The vivid readers do already know what the topic for today will be: How can I optimize Regular Expressions?

Suppose you have a log file and you want to parse log messages out of it. You create a regular expression read the file in parse it and display the parsed messages. But if the file size exceed a few MB the viewer takes quite some time to load the messages. You investigate and check how fast the file reading is. At my machine I can read a 20 MB file in 0.2s so reading was obviously not the problem. But the parsing did take over 16s! My first thought was to remove the slow regular expressions and rewrite the parser. But after reading some of the material from the above links I thought that my regular expression could cause an awful amount of backtracking. The log file looks like this:

Message: This is a test message
Id: Id of Message
Severity: Warning
Process Name: C:\Test.exe
Process Id: 4093
Properties: xxxxx

And the Regular expression used to parse the messages

 

        static Regex slow = new Regex("Message: (?<message>.*)\r\n" +
                               "Id: (?<id>.*)\r\n" +
                               "Severity: (?<severity>.*)\r\n" +
                               "Process Name: (?<processname>.*)\r\n" +
                               "Process Id: (?<pid>.*)\r\n" +
                               "Properties: (?<props>.*)\r\n", RegexOptions.Singleline | RegexOptions.Compiled);

The well known trick to compile the regular expression did not help much. But the expression did work fine and I could extract the parts of the message with some code like this:

            string pMsg;
            string id;
            string severity;
            string processName;
            string processId;
            string properties;
 
            Match m = rex.Match(msg);
            if( m.Success)
            {
                    pMsg = m.Groups["message"].Value;
                    id = m.Groups["id"].Value;
                    severity = m.Groups["severity"].Value;
                    processName = m.Groups["processname"].Value;
                    processId = m.Groups["pid"].Value;
                    properties = m.Groups["props"].Value;
 
            }

To try out new regular expressions there is an indispensable tool called Regulator where you can paste regular expressions and test strings into it and it will display the matches directly. Another nice feature is that it can translate any cryptic regular expression into plain English. After optimizing the regular expression I got these numbers:

Did parse 20000 messages in 0,59s 33.898 messages/s
Did parse 20000 messages in 0,09s 235.294 messages/s
Fast version is 7 times faster

If you expect that the regular expression does look dramatically different I must disappoint you. It is nearly the same. But as I said the beginning its the innocent looking things that can make a huge difference.

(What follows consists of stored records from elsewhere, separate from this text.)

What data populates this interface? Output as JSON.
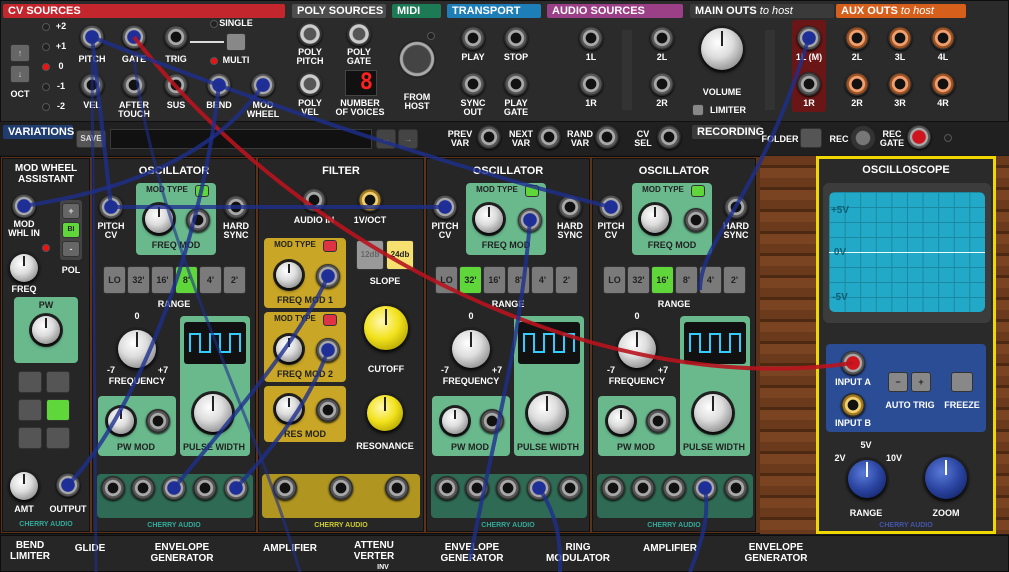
{
  "top": {
    "cv_sources": {
      "title": "CV SOURCES",
      "volt_labels": [
        "+2",
        "+1",
        "0",
        "-1",
        "-2"
      ],
      "oct": "OCT",
      "pitch": "PITCH",
      "gate": "GATE",
      "trig": "TRIG",
      "single": "SINGLE",
      "multi": "MULTI",
      "vel": "VEL",
      "aftertouch": "AFTER\nTOUCH",
      "sus": "SUS",
      "bend": "BEND",
      "mod_wheel": "MOD\nWHEEL"
    },
    "poly_sources": {
      "title": "POLY SOURCES",
      "poly_pitch": "POLY\nPITCH",
      "poly_gate": "POLY\nGATE",
      "poly_vel": "POLY\nVEL",
      "num_voices": "NUMBER\nOF VOICES",
      "voice_count": "8"
    },
    "midi": {
      "title": "MIDI",
      "from_host": "FROM\nHOST"
    },
    "transport": {
      "title": "TRANSPORT",
      "play": "PLAY",
      "stop": "STOP",
      "sync_out": "SYNC\nOUT",
      "play_gate": "PLAY\nGATE"
    },
    "audio_sources": {
      "title": "AUDIO SOURCES",
      "l1": "1L",
      "r1": "1R",
      "l2": "2L",
      "r2": "2R"
    },
    "main_outs": {
      "title": "MAIN OUTS",
      "sub": "to host",
      "volume": "VOLUME",
      "limiter": "LIMITER",
      "l1": "1L (M)",
      "r1": "1R"
    },
    "aux_outs": {
      "title": "AUX OUTS",
      "sub": "to host",
      "l2": "2L",
      "l3": "3L",
      "l4": "4L",
      "r2": "2R",
      "r3": "3R",
      "r4": "4R"
    },
    "variations": {
      "title": "VARIATIONS",
      "save": "SAVE",
      "prev": "PREV\nVAR",
      "next": "NEXT\nVAR",
      "rand": "RAND\nVAR",
      "cv_sel": "CV\nSEL"
    },
    "recording": {
      "title": "RECORDING",
      "folder": "FOLDER",
      "rec": "REC",
      "rec_gate": "REC\nGATE"
    }
  },
  "modules": {
    "mod_wheel_assistant": {
      "title": "MOD WHEEL\nASSISTANT",
      "mod_whl_in": "MOD\nWHL IN",
      "freq": "FREQ",
      "pol": "POL",
      "pol_values": [
        "+",
        "BI",
        "-"
      ],
      "pw": "PW",
      "amt": "AMT",
      "output": "OUTPUT",
      "brand": "CHERRY AUDIO"
    },
    "oscillator1": {
      "title": "OSCILLATOR",
      "mod_type": "MOD TYPE",
      "pitch_cv": "PITCH\nCV",
      "freq_mod": "FREQ MOD",
      "hard_sync": "HARD\nSYNC",
      "range_btns": [
        "LO",
        "32'",
        "16'",
        "8'",
        "4'",
        "2'"
      ],
      "range_active": 3,
      "range": "RANGE",
      "frequency": "FREQUENCY",
      "zero": "0",
      "minus7": "-7",
      "plus7": "+7",
      "pw_mod": "PW MOD",
      "pulse_width": "PULSE WIDTH",
      "brand": "CHERRY AUDIO"
    },
    "filter": {
      "title": "FILTER",
      "audio_in": "AUDIO IN",
      "one_v_oct": "1V/OCT",
      "mod_type": "MOD TYPE",
      "freq_mod1": "FREQ MOD 1",
      "freq_mod2": "FREQ MOD 2",
      "res_mod": "RES MOD",
      "slope_12": "12db",
      "slope_24": "24db",
      "slope": "SLOPE",
      "cutoff": "CUTOFF",
      "resonance": "RESONANCE",
      "brand": "CHERRY AUDIO"
    },
    "oscillator2": {
      "title": "OSCILLATOR",
      "mod_type": "MOD TYPE",
      "pitch_cv": "PITCH\nCV",
      "freq_mod": "FREQ MOD",
      "hard_sync": "HARD\nSYNC",
      "range_btns": [
        "LO",
        "32'",
        "16'",
        "8'",
        "4'",
        "2'"
      ],
      "range_active": 1,
      "range": "RANGE",
      "frequency": "FREQUENCY",
      "zero": "0",
      "minus7": "-7",
      "plus7": "+7",
      "pw_mod": "PW MOD",
      "pulse_width": "PULSE WIDTH",
      "brand": "CHERRY AUDIO"
    },
    "oscillator3": {
      "title": "OSCILLATOR",
      "mod_type": "MOD TYPE",
      "pitch_cv": "PITCH\nCV",
      "freq_mod": "FREQ MOD",
      "hard_sync": "HARD\nSYNC",
      "range_btns": [
        "LO",
        "32'",
        "16'",
        "8'",
        "4'",
        "2'"
      ],
      "range_active": 2,
      "range": "RANGE",
      "frequency": "FREQUENCY",
      "zero": "0",
      "minus7": "-7",
      "plus7": "+7",
      "pw_mod": "PW MOD",
      "pulse_width": "PULSE WIDTH",
      "brand": "CHERRY AUDIO"
    },
    "oscilloscope": {
      "title": "OSCILLOSCOPE",
      "plus5": "+5V",
      "zero": "0V",
      "minus5": "-5V",
      "input_a": "INPUT A",
      "input_b": "INPUT B",
      "minus": "−",
      "plus": "+",
      "auto_trig": "AUTO TRIG",
      "freeze": "FREEZE",
      "v2": "2V",
      "v5": "5V",
      "v10": "10V",
      "range": "RANGE",
      "zoom": "ZOOM",
      "brand": "CHERRY AUDIO"
    }
  },
  "bottom_row": [
    "BEND\nLIMITER",
    "GLIDE",
    "ENVELOPE\nGENERATOR",
    "AMPLIFIER",
    "ATTENU\nVERTER",
    "ENVELOPE\nGENERATOR",
    "RING\nMODULATOR",
    "AMPLIFIER",
    "ENVELOPE\nGENERATOR"
  ],
  "bottom_inv": "INV",
  "colors": {
    "cv": "#c3262c",
    "poly": "#4d4d4d",
    "midi": "#1c7a54",
    "transport": "#1e7fb8",
    "audio": "#9b3f86",
    "main": "#3a3a3a",
    "aux": "#d65f1c",
    "osc_green": "#69b98d",
    "filter_gold": "#c9a626",
    "scope_yellow": "#f0d700",
    "scope_screen": "#22a9c8",
    "wood": "#5c3218"
  }
}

        static Regex fast = new Regex("Message: (?<message>[^\r\n]*)\r\n" +
                               "Id: (?<id>[^\r\n]*)\r\n" +
                               "Severity: (?<severity>[^\r\n]*)\r\n" +
                               "Process Name: (?<processname>[^\r\n]*)\r\n" +
                               "Process Id: (?<pid>[^\r\n]*)\r\n" +
                               "Properties: (?<props>[^\r\n]*)\r\n", RegexOptions.Singleline | RegexOptions.Compiled);

Did you spot the difference? I did only replace the (?<name>.*) with (?<name>[^\r\n]*) to get a 7 times speedup. Not bad. You might ask why this is the case? The deeper reason is that the .* operator is greedy and does try to match as much as possible. If you would apply the regular expression to a file with many messages it would match only one giant message. To do this it has to scan the entire string while trying to match the other .* expressions as well. By adding [^\r\n]* instead of .* I did limit the expression to one line only. In the worst case scenario the the expression will match at most one line which is exactly what I wanted.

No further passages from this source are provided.